Penertiban PKL di Sidoarjo Disorot, Dianggap Tebang Pilih

■ Warga Pertanyakan Keberadaan ‘Mata Elang’ yang Bebas Berkeliaran

BERITA DAERAH6 Dilihat

Sejumlah warga dan perwakilan anggota masyarakat saat berkumpul di salah satu sudut Kota Sidoarjo, Jawa Timur, guna membahas persoalan ketertiban umum dan nasib para pelaku usaha kecil di wilayah setempat, Jum’at (31/7/2026) malam. (Foto: Ali)

SIDOARJO, radarpenanews.com – Penertiban Pedagang Kaki Lima (PKL) yang berjualan di atas trotoar di wilayah Sidoarjo menuai kritik tajam dari masyarakat. Tindakan tegas berupa pembongkaran lapak para pedagang kecil dinilai tidak berpihak pada rakyat yang sedang berjuang mencari nafkah di tengah kondisi ekonomi yang sulit.

Ironisnya, di saat penegak Perda gencar melakukan penertiban terhadap kaum lemah, keberadaan kawanan penagih utang jalanan atau Debt Collector yang akrab disebut “Mata Elang” justru terkesan dibiarkan bebas berkeliaran dan nongkrong di fasilitas publik.

PKL Digusur Saat Ekonomi Sulit

Bagi para PKL, berjualan di atas trotoar adalah pilihan terakhir demi menyambung hidup dan mencari sepiring nasi. Banyak dari mereka yang memulai usaha dengan modal nekat, bahkan mengandalkan pinjaman dari “Bank Thithil” (koperasi simpan pinjam informal) yang harus dicicil setiap hari atau minggu.

BACA JUGA: Target Sapu Bersih, FKS3M Tuntaskan Sisa Masalah KSM Surabaya 

“Mencari sepiring nasi saja kok sampai tega diobrak-abrik. Di saat perekonomian kurang mendukung kaum lemah, pemerintah seharusnya mendukung kemandirian warga yang mau berusaha, bukan malah selalu ditertibkan,” ujar seorang warga yang prihatin melihat kondisi tersebut.

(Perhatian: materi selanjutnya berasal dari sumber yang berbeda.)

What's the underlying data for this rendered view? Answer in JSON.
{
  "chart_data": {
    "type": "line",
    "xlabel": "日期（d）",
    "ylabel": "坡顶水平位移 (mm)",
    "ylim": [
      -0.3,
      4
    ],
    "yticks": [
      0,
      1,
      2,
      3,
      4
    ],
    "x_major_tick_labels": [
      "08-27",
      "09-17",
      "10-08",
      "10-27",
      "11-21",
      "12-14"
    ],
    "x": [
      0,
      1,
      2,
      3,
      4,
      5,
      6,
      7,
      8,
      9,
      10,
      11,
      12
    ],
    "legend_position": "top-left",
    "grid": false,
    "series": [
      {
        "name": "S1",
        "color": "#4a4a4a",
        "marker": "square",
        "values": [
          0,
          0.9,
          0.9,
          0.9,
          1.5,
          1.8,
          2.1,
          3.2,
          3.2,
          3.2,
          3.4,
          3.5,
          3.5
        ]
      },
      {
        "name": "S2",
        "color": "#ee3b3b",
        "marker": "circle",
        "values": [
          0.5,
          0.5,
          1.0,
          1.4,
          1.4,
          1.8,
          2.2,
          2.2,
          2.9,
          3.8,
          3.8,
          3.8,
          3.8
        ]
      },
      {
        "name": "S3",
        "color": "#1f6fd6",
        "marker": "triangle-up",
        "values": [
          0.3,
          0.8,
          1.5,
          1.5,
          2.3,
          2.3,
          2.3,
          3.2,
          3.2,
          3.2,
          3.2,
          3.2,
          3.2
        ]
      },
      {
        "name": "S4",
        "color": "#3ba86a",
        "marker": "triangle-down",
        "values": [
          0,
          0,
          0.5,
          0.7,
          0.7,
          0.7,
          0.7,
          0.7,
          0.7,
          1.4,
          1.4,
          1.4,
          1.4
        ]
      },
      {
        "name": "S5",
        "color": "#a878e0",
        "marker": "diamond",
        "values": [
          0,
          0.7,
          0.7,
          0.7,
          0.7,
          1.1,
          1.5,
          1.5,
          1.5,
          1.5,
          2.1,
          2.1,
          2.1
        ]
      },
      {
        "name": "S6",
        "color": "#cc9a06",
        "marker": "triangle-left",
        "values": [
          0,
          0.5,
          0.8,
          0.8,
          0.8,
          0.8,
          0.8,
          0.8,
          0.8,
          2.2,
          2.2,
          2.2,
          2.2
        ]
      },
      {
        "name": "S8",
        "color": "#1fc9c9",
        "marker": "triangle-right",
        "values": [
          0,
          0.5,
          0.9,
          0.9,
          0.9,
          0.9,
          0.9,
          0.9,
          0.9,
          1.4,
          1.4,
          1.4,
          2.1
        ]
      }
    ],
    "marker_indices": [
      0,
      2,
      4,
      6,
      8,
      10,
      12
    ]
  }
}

“Mata Elang” Bebas Nongkrong di Pusat Kota

Kondisi ini berbanding terbalik dengan pemandangan di beberapa titik strategis Kota Sidoarjo. Kawanan Mata Elang justru bebas menjadikan area publik sebagai tempat berkumpul. Beberapa pangkalan mereka yang paling terlihat berada di sepanjang jalan depan Kantor Depnaker (tepat di depan RS Delta Surya Sidoarjo) serta di sisi Kantor Dinas Pendidikan.

Keberadaan mereka dinilai jauh lebih membahayakan dan meresahkan masyarakat. Pasalnya, sistem kerja para penagih utang ini kerap menggunakan metode intimidasi di jalan raya.

Kerap Mengadang di Jalan dan Picu Keributan

Praktik pengadangan pengendara yang menunggak cicilan di jalan raya sudah sering terjadi dan memicu ketakutan. Salah satu tokoh masyarakat, Sutikno, mengungkapkan bahwa pegawainya pernah menjadi korban penghadangan langsung di jalan oleh oknum Mata Elang.

Menurut Sutikno, oknum yang diduga anggota dari kelompok tertentu tersebut seharusnya melakukan penagihan dengan cara yang legal dan sopan.

“Kalau memang ada tunggakan cicilan, seharusnya ditagih secara baik-baik di rumah penunggak. Jangan mengejar dan menghentikan orang di tengah jalan. Ini sangat rawan dan sering kali mengakibatkan keributan serta mengganggu ketertiban umum,” tegas Sutikno.

BACA JUGA: Cegah Banjir, Warga Medokan Semampir Harapkan Pengerukan Sungai

Tuntutan Keadilan Bagi Penegak Perda

Ketimpangan perlakuan ini membuat warga Sidoarjo mendesak pihak berwenang untuk tidak tebang pilih dalam menegakkan aturan. Jika PKL ditindak demi ketertiban, maka aksi premanisme jalanan berkedok penagihan utang juga harus dibersihkan.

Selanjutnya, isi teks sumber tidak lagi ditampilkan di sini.